Wednesday, June 25, 2008

Dead tired

Yesterday I experienced a new feeling...being dead tired. I was so exhausted from work and lack of sleep that by the time I got home I literally just wanted to lay down and die.

Things that contributed to my exhaustion yesterday:
Sleep: Lack of sleep was unexpected. I went to bed at 12:00 am thinking that since it was so late I would have no issues falling asleep and staying asleep till 6:30 when I get up to go to work. Well, falling asleep was without any issues, but at 2:00 am I woke up because I was getting eaten alive by mosquitos in the room. After that I woke up every hour because of mosquitos and because the bites were itching. At 5:00 am I finally fell sound asleep just to be awaken at 6:30 by my alarm clock.

Subway: I usually close my eyes and drift away while in subway, but not yesterday, I decided that it's time for me to finish the novel that I have started, and even though I am rather far away from being done with it, at least I am getting closer.

Work: yesterday was just chaos. I had so many things that had to get done urgently, that I had to put everything I was planning on doing aside and do what was needed for upper management first. It was draining, because it required a lot of tidious work that had to be done quickly yet accurately and because it had to be done in a very short time period. Anyway, lots of things to do, plus very tight deadlines made my day quite a bit stressful and tired me out.

So, all together yesterday when I got home at 7:30 pm I was so tired that I sat on the couch and just could not physically get up for awhile. After washing dishes, I finally decided that my day ought to be over and went to bed around 10:30 pm.

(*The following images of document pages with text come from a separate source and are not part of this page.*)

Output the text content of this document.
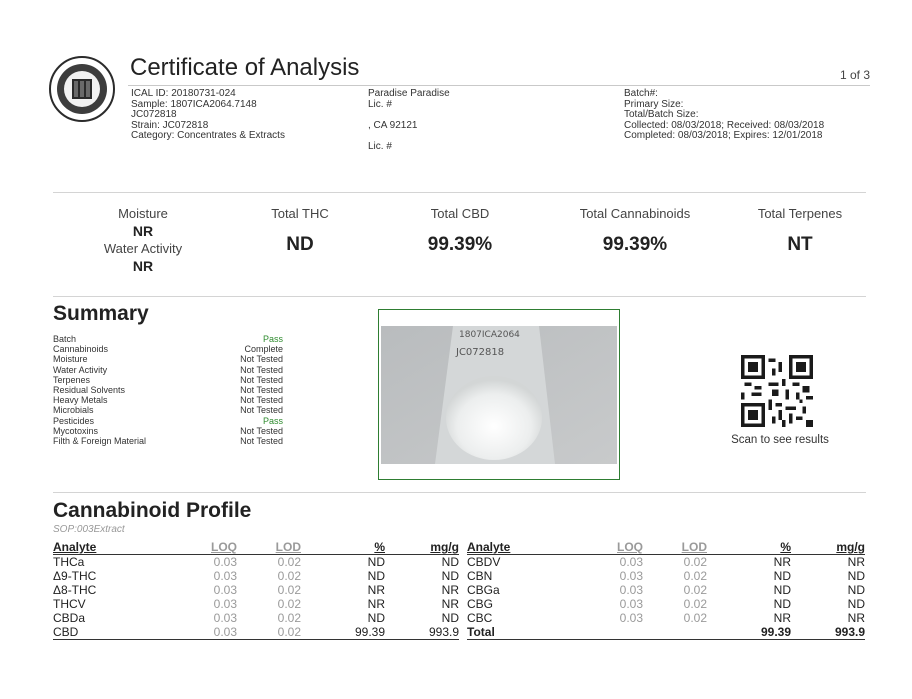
Certificate of Analysis	1 of 3
ICAL ID: 20180731-024
Sample: 1807ICA2064.7148
JC072818
Strain: JC072818
Category: Concentrates & Extracts
Paradise Paradise
Lic. #
, CA 92121
Lic. #
Batch#:
Primary Size:
Total/Batch Size:
Collected: 08/03/2018; Received: 08/03/2018
Completed: 08/03/2018; Expires: 12/01/2018
Moisture
NR
Water Activity
NR
Total THC
ND
Total CBD
99.39%
Total Cannabinoids
99.39%
Total Terpenes
NT
Summary
Batch	Pass
Cannabinoids	Complete
Moisture	Not Tested
Water Activity	Not Tested
Terpenes	Not Tested
Residual Solvents	Not Tested
Heavy Metals	Not Tested
Microbials	Not Tested
Pesticides	Pass
Mycotoxins	Not Tested
Filth & Foreign Material	Not Tested
1807ICA2064
JC072818
Scan to see results
Cannabinoid Profile
SOP:003Extract
Analyte	LOQ	LOD	%	mg/g
THCa	0.03	0.02	ND	ND
Δ9-THC	0.03	0.02	ND	ND
Δ8-THC	0.03	0.02	NR	NR
THCV	0.03	0.02	NR	NR
CBDa	0.03	0.02	ND	ND
CBD	0.03	0.02	99.39	993.9
Analyte	LOQ	LOD	%	mg/g
CBDV	0.03	0.02	NR	NR
CBN	0.03	0.02	ND	ND
CBGa	0.03	0.02	ND	ND
CBG	0.03	0.02	ND	ND
CBC	0.03	0.02	NR	NR
Total			99.39	993.9
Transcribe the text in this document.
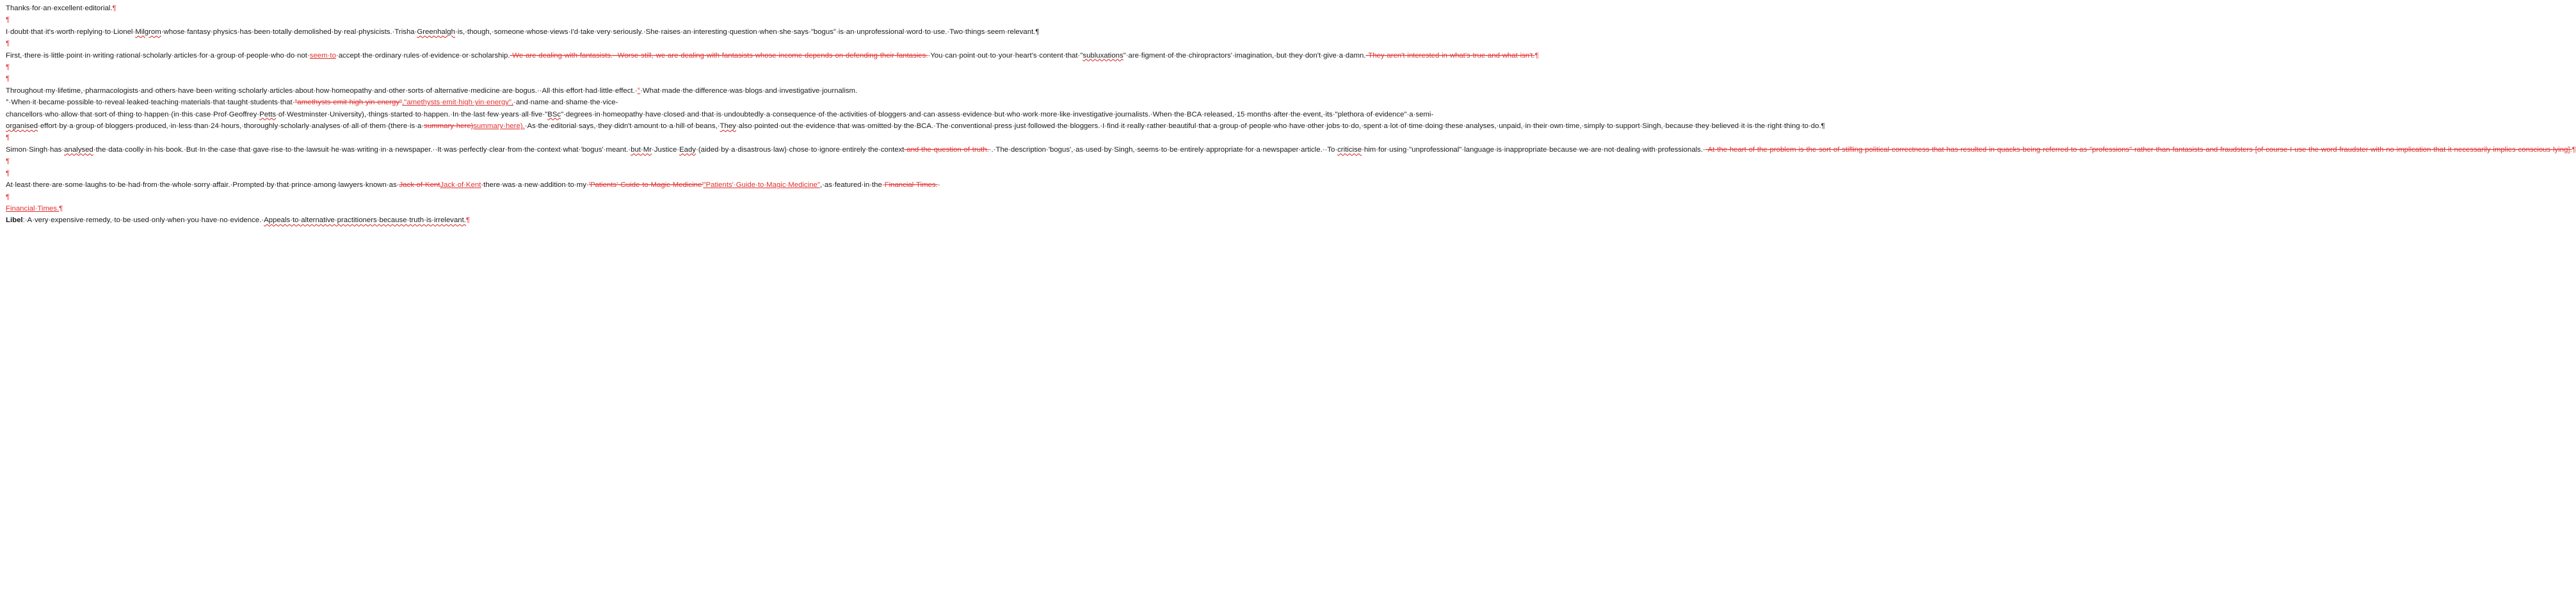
Thanks·for·an·excellent·editorial.¶

¶

I·doubt·that·it's·worth·replying·to·Lionel·Milgrom·whose·fantasy·physics·has·been·totally·demolished·by·real·physicists.·Trisha·Greenhalgh·is,·though,·someone·whose·views·I'd·take·very·seriously.·She·raises·an·interesting·question·when·she·says·"bogus"·is·an·unprofessional·word·to·use.·Two·things·seem·relevant.¶

¶

First,·there·is·little·point·in·writing·rational·scholarly·articles·for·a·group·of·people·who·do·not·seem·to·accept·the·ordinary·rules·of·evidence·or·scholarship.·We·are·dealing·with·fantasists.··Worse·still,·we·are·dealing·with·fantasists·whose·income·depends·on·defending·their·fantasies.·You·can·point·out·to·your·heart's·content·that·"subluxations"·are·figment·of·the·chiropractors'·imagination,·but·they·don't·give·a·damn.·They·aren't·interested·in·what's·true·and·what·isn't.¶

¶

¶

Throughout·my·lifetime,·pharmacologists·and·others·have·been·writing·scholarly·articles·about·how·homeopathy·and·other·sorts·of·alternative·medicine·are·bogus.··All·this·effort·had·little·effect.·°·What·made·the·difference·was·blogs·and·investigative·journalism.°·When·it·became·possible·to·reveal·leaked·teaching·materials·that·taught·students·that·"amethysts·emit·high·yin·energy","amethysts·emit·high·yin·energy",·and·name·and·shame·the·vice-chancellors·who·allow·that·sort·of·thing·to·happen·(in·this·case·Prof·Geoffrey·Petts·of·Westminster·University),·things·started·to·happen.·In·the·last·few·years·all·five·"BSc"·degrees·in·homeopathy·have·closed·and·that·is·undoubtedly·a·consequence·of·the·activities·of·bloggers·and·can·assess·evidence·but·who·work·more·like·investigative·journalists.·When·the·BCA·released,·15·months·after·the·event,·its·"plethora·of·evidence"·a·semi-organised·effort·by·a·group·of·bloggers·produced,·in·less·than·24·hours,·thoroughly·scholarly·analyses·of·all·of·them·(there·is·a·summary·here)summary·here).·As·the·editorial·says,·they·didn't·amount·to·a·hill·of·beans,·They·also·pointed·out·the·evidence·that·was·omitted·by·the·BCA.·The·conventional·press·just·followed·the·bloggers.·I·find·it·really·rather·beautiful·that·a·group·of·people·who·have·other·jobs·to·do,·spent·a·lot·of·time·doing·these·analyses,·unpaid,·in·their·own·time,·simply·to·support·Singh,·because·they·believed·it·is·the·right·thing·to·do.¶

¶

Simon·Singh·has·analysed·the·data·coolly·in·his·book.·But·In·the·case·that·gave·rise·to·the·lawsuit·he·was·writing·in·a·newspaper.··It·was·perfectly·clear·from·the·context·what·'bogus'·meant.·but·Mr·Justice·Eady·(aided·by·a·disastrous·law)·chose·to·ignore·entirely·the·context·and·the·question·of·truth.·.·The·description·'bogus',·as·used·by·Singh,·seems·to·be·entirely·appropriate·for·a·newspaper·article.··To·criticise·him·for·using·"unprofessional"·language·is·inappropriate·because·we·are·not·dealing·with·professionals.··At·the·heart·of·the·problem·is·the·sort·of·stifling·political·correctness·that·has·resulted·in·quacks·being·referred·to·as·"professions"·rather·than·fantasists·and·fraudsters·[of·course·I·use·the·word·fraudster·with·no·implication·that·it·necessarily·implies·conscious·lying].¶

¶

¶

At·least·there·are·some·laughs·to·be·had·from·the·whole·sorry·affair.·Prompted·by·that·prince·among·lawyers·known·as·Jack·of·KentJack·of·Kent·there·was·a·new·addition·to·my·'Patients'·Guide·to·Magic·Medicine'"Patients'·Guide·to·Magic·Medicine",·as·featured·in·the·Financial·Times.·

¶

Financial·Times.¶

Libel:·A·very·expensive·remedy,·to·be·used·only·when·you·have·no·evidence.·Appeals·to·alternative·practitioners·because·truth·is·irrelevant.¶
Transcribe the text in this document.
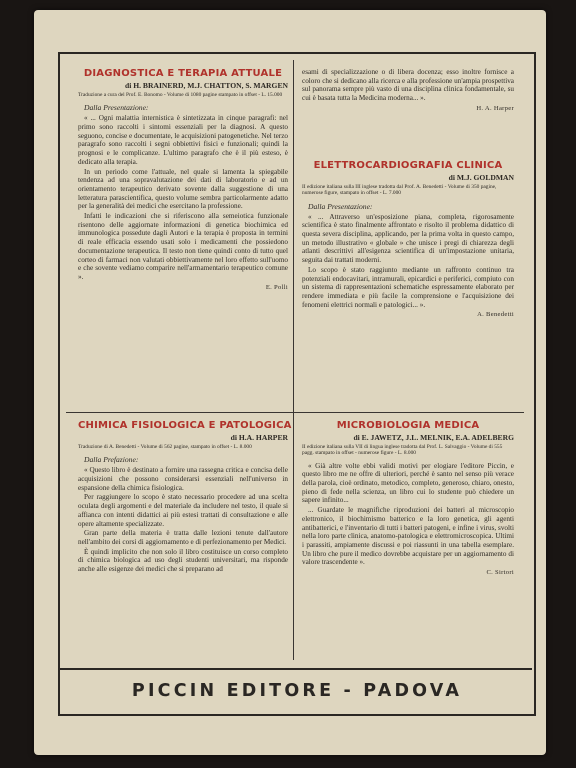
DIAGNOSTICA E TERAPIA ATTUALE
di H. BRAINERD, M.J. CHATTON, S. MARGEN
Traduzione a cura del Prof. E. Bonomo - Volume di 1080 pagine stampato in offset - L. 15.000
Dalla Presentazione:

« ... Ogni malattia internistica è sintetizzata in cinque paragrafi: nel primo sono raccolti i sintomi essenziali per la diagnosi. A questo seguono, concise e documentate, le acquisizioni patogenetiche. Nel terzo paragrafo sono raccolti i segni obbiettivi fisici e funzionali; quindi la prognosi e le complicanze. L'ultimo paragrafo che è il più esteso, è dedicato alla terapia.

In un periodo come l'attuale, nel quale si lamenta la spiegabile tendenza ad una sopravalutazione dei dati di laboratorio e ad un orientamento terapeutico derivato sovente dalla suggestione di una letteratura parascientifica, questo volume sembra particolarmente adatto per la generalità dei medici che esercitano la professione.

Infatti le indicazioni che si riferiscono alla semeiotica funzionale risentono delle aggiornate informazioni di genetica biochimica ed immunologica possedute dagli Autori e la terapia è proposta in termini di reale efficacia essendo usati solo i medicamenti che possiedono documentazione terapeutica. Il testo non tiene quindi conto di tutto quel corteo di farmaci non valutati obbiettivamente nel loro effetto sull'uomo e che sovente vediamo comparire nell'armamentario terapeutico comune ».

E. Polli

esami di specializzazione o di libera docenza; esso inoltre fornisce a coloro che si dedicano alla ricerca e alla professione un'ampia prospettiva sul panorama sempre più vasto di una disciplina clinica fondamentale, su cui è basata tutta la Medicina moderna... ».

H. A. Harper
ELETTROCARDIOGRAFIA CLINICA
di M.J. GOLDMAN
II edizione italiana sulla III inglese tradotta dal Prof. A. Benedetti - Volume di 350 pagine, numerose figure, stampato in offset - L. 7.000
Dalla Presentazione:

« ... Attraverso un'esposizione piana, completa, rigorosamente scientifica è stato finalmente affrontato e risolto il problema didattico di questa severa disciplina, applicando, per la prima volta in questo campo, un metodo illustrativo « globale » che unisce i pregi di chiarezza degli atlanti descrittivi all'esigenza scientifica di un'impostazione unitaria, seguita dai trattati moderni.

Lo scopo è stato raggiunto mediante un raffronto continuo tra potenziali endocavitari, intramurali, epicardici e periferici, compiuto con un sistema di rappresentazioni schematiche espressamente elaborato per rendere immediata e più facile la comprensione e l'acquisizione dei fenomeni elettrici normali e patologici... ».

A. Benedetti
CHIMICA FISIOLOGICA E PATOLOGICA
di H.A. HARPER
Traduzione di A. Benedetti - Volume di 562 pagine, stampato in offset - L. 8.000
Dalla Prefazione:

« Questo libro è destinato a fornire una rassegna critica e concisa delle acquisizioni che possono considerarsi essenziali nell'universo in espansione della chimica fisiologica.

Per raggiungere lo scopo è stato necessario procedere ad una scelta oculata degli argomenti e del materiale da includere nel testo, il quale si affianca con intenti didattici ai più estesi trattati di consultazione e alle opere altamente specializzate.

Gran parte della materia è tratta dalle lezioni tenute dall'autore nell'ambito dei corsi di aggiornamento e di perfezionamento per Medici.

È quindi implicito che non solo il libro costituisce un corso completo di chimica biologica ad uso degli studenti universitari, ma risponde anche alle esigenze dei medici che si preparano ad

MICROBIOLOGIA MEDICA
di E. JAWETZ, J.L. MELNIK, E.A. ADELBERG
II edizione italiana sulla VII di lingua inglese tradotta dal Prof. L. Salvaggio - Volume di 555 pagg. stampato in offset - numerose figure - L. 8.000

« Già altre volte ebbi validi motivi per elogiare l'editore Piccin, e questo libro me ne offre di ulteriori, perché è santo nel senso più verace della parola, cioè ordinato, metodico, completo, generoso, chiaro, onesto, pieno di fede nella scienza, un libro cui lo studente può chiedere un sapere infinito...

... Guardate le magnifiche riproduzioni dei batteri al microscopio elettronico, il biochimismo batterico e la loro genetica, gli agenti antibatterici, e l'inventario di tutti i batteri patogeni, e infine i virus, svolti nella loro parte clinica, anatomo-patologica e elettromicroscopica. Ultimi i parassiti, ampiamente discussi e poi riassunti in una tabella esemplare. Un libro che pure il medico dovrebbe acquistare per un aggiornamento di valore trascendente ».

C. Sirtori
PICCIN EDITORE - PADOVA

I guess I should say that I haven't experienced this exhaustion for the first time, it's just that the last time has been awhile ago, and I guess I forgot how it feels. The last time I felt that tired was when I was going to school full-time, had 2 full-time jobs (1 was part-time, but the other was was full-time with overtime, so really i consider it 2 full-time jobs) and on top of that I was dating Matt. That is the last time I remember myself being so physically exhausted. Back then I used to live in the state I was in yesterday. I would go day after day being so tired and running on only 4 hours of sleep, 6 hours was a luxury for me back then. But it's been about a year and a half since the last time I felt this tired and now I can't imagine that I lived in that state for years. I don't know how I survived back then, because yesterday after just one day of extremely little sleep and a lot of work, I just wanted to come home and die so nobody would touch me and I would sleep forever :)

Today I am a bit more rested and when I get home I have laundry to put away, and maybe I will watch a movie, but I am still planning on going to bed early, because this whole week my work has been crazy busy and I need some rest.